In Chad, Tupuri live near Fianga, Fianga Subprefecture, Mayo-Kebbi Prefecture in the southwest of the country. They arrived in that area after fleeing from the lowlands to avoid Fulbe slave traders.

== Culture ==
Tulpuri culture is based around fishing, raising cattle, and millet and sorghum farming. The millet and sorghum crops are farmed in terraced fields cut into hillsides.

The Tupuri are also known as poultry farmers, trading chicken with other tribes such as the Guidar. They have a traditional dance called the gourna, "the dance of the cock", which involves the dancers forming a circle and holding long sticks, and celebrate a chicken festival.

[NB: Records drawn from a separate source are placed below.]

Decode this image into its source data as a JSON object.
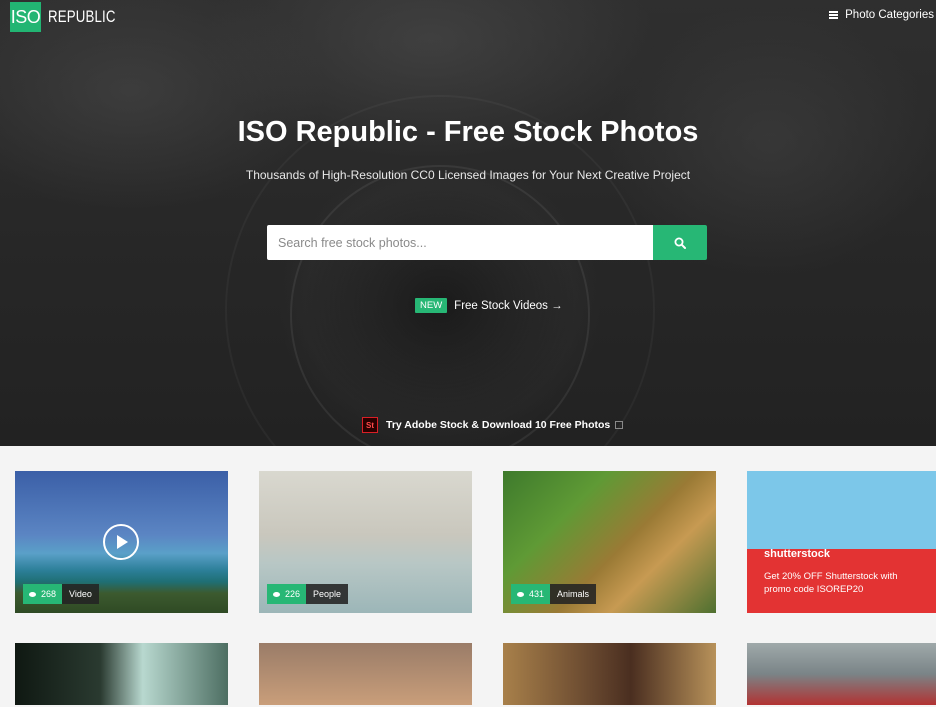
{
  "header": {
    "logo": {
      "iso": "ISO",
      "republic": "REPUBLIC"
    },
    "nav_categories": "Photo Categories"
  },
  "hero": {
    "title": "ISO Republic - Free Stock Photos",
    "subtitle": "Thousands of High-Resolution CC0 Licensed Images for Your Next Creative Project",
    "search": {
      "placeholder": "Search free stock photos..."
    },
    "new_badge": "NEW",
    "videos_link": "Free Stock Videos →",
    "adobe_logo": "St",
    "adobe_promo": "Try Adobe Stock & Download 10 Free Photos"
  },
  "cards": [
    {
      "count": "268",
      "label": "Video"
    },
    {
      "count": "226",
      "label": "People"
    },
    {
      "count": "431",
      "label": "Animals"
    }
  ],
  "shutterstock": {
    "brand": "shutterstock",
    "promo": "Get 20% OFF Shutterstock with promo code ISOREP20"
  },
  "colors": {
    "accent_green": "#27b775",
    "hero_bg": "#2a2a2a",
    "shutterstock_red": "#e33333",
    "adobe_red": "#da1f26"
  },
  "icons": {
    "menu": "hamburger-icon",
    "search": "search-icon",
    "play": "play-icon",
    "views": "eye-icon",
    "external": "external-link-icon"
  }
}
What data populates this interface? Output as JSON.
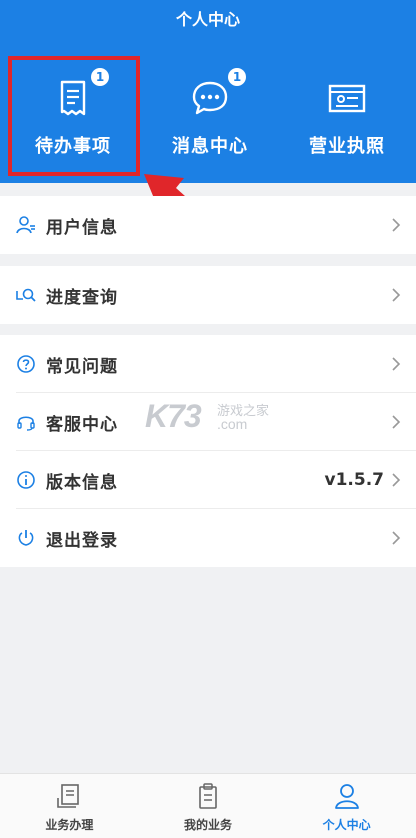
{
  "header": {
    "title": "个人中心",
    "bg_color": "#1c80e4"
  },
  "quick_actions": [
    {
      "label": "待办事项",
      "badge": "1",
      "icon": "todo-document-icon"
    },
    {
      "label": "消息中心",
      "badge": "1",
      "icon": "message-bubble-icon"
    },
    {
      "label": "营业执照",
      "icon": "license-card-icon"
    }
  ],
  "annotation": {
    "box_color": "#e0262a",
    "arrow_color": "#e0262a"
  },
  "menu": {
    "group1": [
      {
        "label": "用户信息",
        "icon": "user-icon"
      }
    ],
    "group2": [
      {
        "label": "进度查询",
        "icon": "search-progress-icon"
      }
    ],
    "group3": [
      {
        "label": "常见问题",
        "icon": "question-icon"
      },
      {
        "label": "客服中心",
        "icon": "headset-icon"
      },
      {
        "label": "版本信息",
        "icon": "info-icon",
        "value": "v1.5.7"
      },
      {
        "label": "退出登录",
        "icon": "power-icon"
      }
    ]
  },
  "watermark": {
    "logo": "K73",
    "line1": "游戏之家",
    "line2": ".com"
  },
  "tabbar": [
    {
      "label": "业务办理",
      "icon": "business-icon"
    },
    {
      "label": "我的业务",
      "icon": "clipboard-icon"
    },
    {
      "label": "个人中心",
      "icon": "person-icon",
      "active": true
    }
  ],
  "accent_color": "#1c80e4"
}
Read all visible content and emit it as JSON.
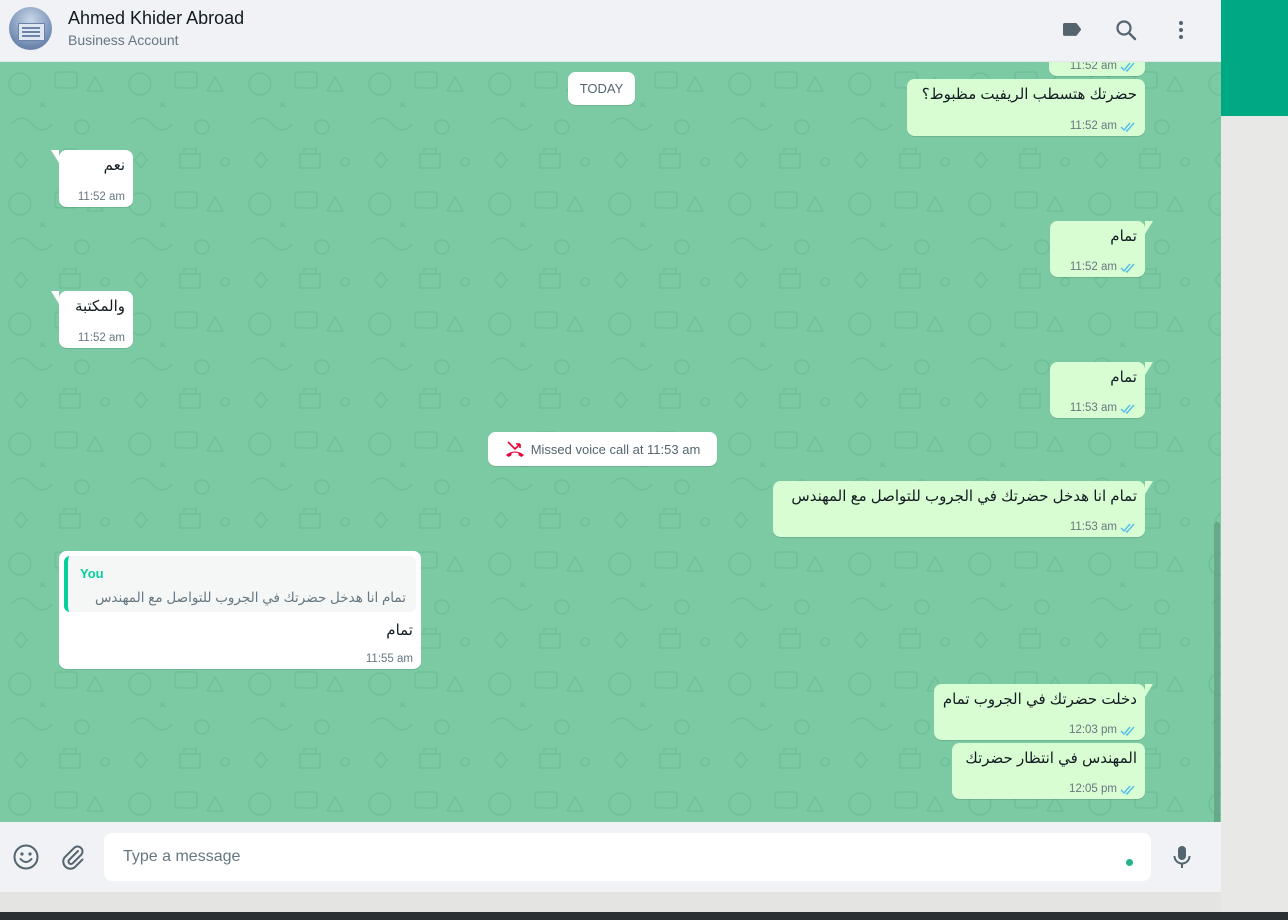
{
  "header": {
    "contact_name": "Ahmed Khider Abroad",
    "subtitle": "Business Account",
    "icons": [
      "label-icon",
      "search-icon",
      "menu-icon"
    ]
  },
  "date_divider": "TODAY",
  "messages": [
    {
      "dir": "out",
      "text": "",
      "time": "11:52 am",
      "read": true
    },
    {
      "dir": "out",
      "text": "حضرتك هتسطب الريفيت مظبوط؟",
      "time": "11:52 am",
      "read": true
    },
    {
      "dir": "in",
      "text": "نعم",
      "time": "11:52 am"
    },
    {
      "dir": "out",
      "text": "تمام",
      "time": "11:52 am",
      "read": true
    },
    {
      "dir": "in",
      "text": "والمكتبة",
      "time": "11:52 am"
    },
    {
      "dir": "out",
      "text": "تمام",
      "time": "11:53 am",
      "read": true
    },
    {
      "dir": "out",
      "text": "تمام انا هدخل حضرتك في الجروب للتواصل مع المهندس",
      "time": "11:53 am",
      "read": true
    },
    {
      "dir": "in",
      "text": "تمام",
      "time": "11:55 am",
      "quoted_author": "You",
      "quoted_text": "تمام انا هدخل حضرتك في الجروب للتواصل مع المهندس"
    },
    {
      "dir": "out",
      "text": "دخلت حضرتك في الجروب تمام",
      "time": "12:03 pm",
      "read": true
    },
    {
      "dir": "out",
      "text": "المهندس في انتظار حضرتك",
      "time": "12:05 pm",
      "read": true
    }
  ],
  "system_message": {
    "text": "Missed voice call at 11:53 am",
    "icon": "missed-call-icon"
  },
  "composer": {
    "placeholder": "Type a message",
    "icons": [
      "emoji-icon",
      "attach-icon",
      "mic-icon"
    ]
  },
  "colors": {
    "accent": "#00a884",
    "chat_bg": "#7ccaa4",
    "outgoing_bubble": "#d9fdd3",
    "incoming_bubble": "#ffffff",
    "read_ticks": "#53bdeb",
    "missed_call": "#ea0038"
  }
}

The Tupuri political and religious life is headed by the Wang Doré, the traditional Kings of Doré, who are based in the village of Doré near Fianga, Chad. A secondary political and religious pole is the chief of the village of Ganhou.

In October, Tupuri lineages claiming descent from the mythical ancestor Dore, participate in the chicken festival officiated by the chief of Dore. Meanwhile, in March, Tupuri lineages claiming descent from the mythical ancestor Gouwa celebrate the festival of Méné. This March festival is officiated by the chief of Ganhou.

The predominant religion of the Tupuri is animism.